In the mid-’90s, The Trailer Park Troubadours looked to be one of the next breakout bands to come out of Nashville. With momentum from a win on Charlie Daniels’ Talent Roundup and backing from Waylon’s drummer Richie Albright, the band had everything on their side except for a sound that couldn’t easily be put into a genre label. They were too comedic to be a country act, too serious to be a novelty act, and too earnest in their embrace of trailer park culture to be hipster ironic. For most bands, that would have been the end as they returned to their day jobs or labored around whatever small clubs they could squeak a living from. For the Trailer Park Troubadours, it became their thing.
Slowly the songs started to be a little bit less Dr. Demento and a little more reflective. Instead of songs about roadkill and croquet champions, their songs started to become proud statements about the benefits of not making it, about having time to spend with family, about being able to shop at Wal-Mart without being stopped by fans, about the everyday things that the rock stars they never became could never have had.
It hasn’t been an easy road the past two decades. The band has gone through more personnel changes than Guns & Roses, with vocalist and primary songwriter Antsy McClain being the only constant member, but the eternal optimism, the ability to take the smallest detail of everyday life and celebrate it as a blessing, and the keen observational lyrics have all remained. So it should come as no surprise that a period of major upheaval in McClain’s personal life led not to a bitter and spiteful album, but to a nuanced look at life, love, and loss.
“Somewhere Past These Gravel Roads” is credited to Antsy McClain and the Troubs, officially removing the Trailer Park that had long started to be phased out of their albums. McClain’s always been at his songwriting best when he put his pen to melancholy love songs and “Somewhere Past These Gravel Roads” has that in spades. Album standout “A Life Like Ours” almost reads like a modern day Troubs mission statement, with its refrain of “a rich man dreams of paradise and sees a life like ours.”

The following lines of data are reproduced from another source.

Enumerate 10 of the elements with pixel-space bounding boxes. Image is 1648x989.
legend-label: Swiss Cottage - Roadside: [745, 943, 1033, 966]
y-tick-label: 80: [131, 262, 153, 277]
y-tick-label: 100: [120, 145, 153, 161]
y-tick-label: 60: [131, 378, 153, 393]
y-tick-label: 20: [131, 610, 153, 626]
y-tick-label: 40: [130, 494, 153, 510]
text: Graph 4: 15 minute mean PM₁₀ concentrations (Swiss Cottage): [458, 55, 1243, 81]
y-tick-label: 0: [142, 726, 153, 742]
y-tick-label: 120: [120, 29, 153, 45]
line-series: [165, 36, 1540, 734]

But that isn’t to say everything on “Somewhere Past These Gravel Roads” is all happiness. To have an album full of “A Life Like Ours” would feel forced and one of the most endearing things about McClain and The Troubs is you never get the sense that they’re forcing it. The blues-rocker “No Train” is as close to a bitter missive as you’ll likely get from a McClain song, but even this is delivered with a gentle poke at common sayings that it’s an easy pill to swallow. More in line with McClain’s style is the song that is sure to be the live favorite from the album, “Butt Dial Blues”, which sees a man receiving his long awaited return call from a would-be lover, only to discover that he’s been butt-dialed.
Another comic highlight is “Keanu Reeves, Kenny G, and Me.” Here McClain finds that all of his favorite movies and bands dredge up memories of a romance lost, leaving him stuck with nothing but Keanu Reeves films and Kenny G albums.
Album closer “Wheels in Motion” wraps the album up nicely, with a “circle of life” narrative about McClain’s memory of learning to ride a bike from his father, to teaching his own son to drive, to watching his grandchildren and looking forward to teaching them to ride their own bike someday. Here is the essence of McClain’s songwriting, sentimental without being sappy, gut wrenching without turning into a Celine Dion parody.
One thing that is different about this album is that The Troubs, for this album made up of McClain’s California-based live band, gets much more room to show off than on past works. From rocking blues guitars to classic country twang to a surprisingly successful folk-rock reimagining of “Crazy Train”, the instrumentals on this album are very much out front.
“Somewhere Past These Gravel Roads” isn’t going to make Antsy McClain the rock star that he probably dreamed of being back in 1995. But listening to the words that make up the album’s fourteen tracks, you get the sense that he wouldn’t have it any other way. What the album will do, though, is prove familiar enough to satisfy his small but passionate long term fanbase while providing a good jumping on point for newcomers who have heard him on KPIG or his recent PBS special.